Услышав поворот ключа в дверном замке, Элеонора привстает в радостном возбуждении — она убеждена, что это пришел Тайминь. Но видит перед собой Дикрозиса и хмурится.
— Ах, это ты… — Вдруг она вспоминает все, что произошло. — И ты еще смеешь показываться мне на глаза!
Заметив в руках Крелле пустую бутылку, Дикрозис отступает к стене.
— Ты все еще никак не поймешь, что действую для твоего же блага.
Руки Крелле устало повисают. Она чувствует себя бессильной против такой наглости.
— Уходи вон! — говорит она.
— Никуда я не уйду. Даже если осчастливить тебя придется силой.
— О своем счастье я побеспокоюсь сама.
— Дура набитая! Ты, наверно, вообразила, что поедешь вместе с ним. Что ты там будешь делать? Петь в колхозном хоре?
— Все равно. Я больше не могу жить без него, — просто говорит Элеонора.

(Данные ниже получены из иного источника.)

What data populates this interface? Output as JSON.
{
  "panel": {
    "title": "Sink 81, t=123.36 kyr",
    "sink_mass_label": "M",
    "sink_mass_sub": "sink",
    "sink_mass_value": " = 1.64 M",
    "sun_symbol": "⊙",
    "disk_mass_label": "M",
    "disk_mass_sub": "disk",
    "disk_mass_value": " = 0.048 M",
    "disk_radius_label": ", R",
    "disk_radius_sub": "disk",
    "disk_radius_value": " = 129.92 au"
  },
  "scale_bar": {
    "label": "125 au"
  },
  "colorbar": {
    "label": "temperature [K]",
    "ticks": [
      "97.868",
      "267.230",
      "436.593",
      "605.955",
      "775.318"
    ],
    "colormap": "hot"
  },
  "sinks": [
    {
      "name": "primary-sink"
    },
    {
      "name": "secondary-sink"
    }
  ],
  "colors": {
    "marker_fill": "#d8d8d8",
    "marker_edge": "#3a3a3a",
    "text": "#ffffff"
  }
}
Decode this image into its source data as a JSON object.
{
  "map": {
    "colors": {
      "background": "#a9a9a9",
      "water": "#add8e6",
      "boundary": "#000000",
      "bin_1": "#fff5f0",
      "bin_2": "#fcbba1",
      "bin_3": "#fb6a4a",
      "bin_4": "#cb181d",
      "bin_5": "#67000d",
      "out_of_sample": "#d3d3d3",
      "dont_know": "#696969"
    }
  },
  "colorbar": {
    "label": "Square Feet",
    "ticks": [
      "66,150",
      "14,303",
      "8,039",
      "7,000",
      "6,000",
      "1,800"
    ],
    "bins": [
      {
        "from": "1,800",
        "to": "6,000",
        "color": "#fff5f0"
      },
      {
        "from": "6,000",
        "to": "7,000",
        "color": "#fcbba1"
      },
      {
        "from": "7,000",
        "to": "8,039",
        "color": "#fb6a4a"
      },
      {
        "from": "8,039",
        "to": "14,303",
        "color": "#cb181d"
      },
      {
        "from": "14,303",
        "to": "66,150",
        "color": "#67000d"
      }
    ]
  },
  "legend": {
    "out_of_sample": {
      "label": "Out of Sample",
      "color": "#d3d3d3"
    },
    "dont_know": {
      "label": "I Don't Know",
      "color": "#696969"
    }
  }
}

— Что ж, желаю тебе благополучно дожить до старости. Но здесь и только здесь! Ясно тебе? — И Дикрозис продолжает мягко: — Что ты скажешь насчет особнячка на морском берегу?.. С розарием?.. Где бы ты жила со своим Тайминем? А?
— Уходи вон! — почти беззвучно произносит Элеонора.
— Ты все это получишь, если уломаешь Тайминя остаться и подписать показания…
— Нет! — кричит Элеонора.
— Я уйду и больше не вернусь, — угрожает Дикрозис. — Но тебе от этого легче не станет. Тебя вышлют как нежелательную иностранку. Куда ты без меня денешься, без «Веселого дельфина» и без твоего Тайминя? Завтра в газете будет напечатана такая статья, что тебя даже Советская Россия не примет…
Элеонора подавленно молчит.
— Теперь ты понимаешь, что у нас общие интересы, — усмехается Дикрозис.
— Что я должна сделать? — едва шевеля губами, спрашивает Крелле.
— Сама найдешь способ, как переубедить мужчину, — грубо говорит Дикрозис. — Когда кончатся женские аргументы, можешь включить радио. Криспорт каждый час передает последние известия…
Тайминь прекрасно понимает, что часы, проведенные с Элеонорой, всего лишь передышка перед решающей схваткой. Правда, Венстрат еще раз пытался уговорить и застращать, но, кажется, и он больше не надеется на успех. Теперь никто не пристает к нему, и как раз это и наводит на подозрения. Почему враг теряет время, которое работает теперь на Тайминя? Тайминь не сомневается, что капитану удалось поднять на ноги полицию, связаться с советским посольством. Быть может, в связи с его похищением подана нота протеста…
Увидев в комнате Элеоноры радиоприемник, Тайминь немедленно включает его, даже не поинтересовавшись, откуда взялся аппарат.
«Дебаты по торговому договору с Россией открываются послезавтра», — разогреваются лампы и постепенно голос диктора крепнет.
— Выключи, — просит Элеонора. — Я должна тебе кое- что рассказать.
— Сейчас… Хочется узнать, что творится на белом свете.
«Бергхольм по-прежнему отрезан от остального мира. Жертвой наводнения стали еще двадцать три человека. — После краткой паузы диктор продолжает: — Криспорт. Сегодня покинул порт советский теплоход «Советская Латвия». Капитан Акмен потребовал передачи дезертировавшего штурмана Аугуста Тайминя соответствующим советским учреждениям. В осведомленных кругах считают, что такое требование противоречит закону о гарантии политического убежища эмигрантам. Последние известия окончены. Через несколько минут слушайте…»
— Не может этого быть! Это ложь! — возмущается Тайминь.
Он лихорадочно крутит ручки приемника, но не может извлечь ни звука. Тайминь продолжает крутить. Он даже не замечает, что погас свет.
— Тока нет, — тихо говорит Элеонора. Она привстает и берет Тайминя за плечо: — Аугуст, что теперь будет? Неужели они тебя бросили?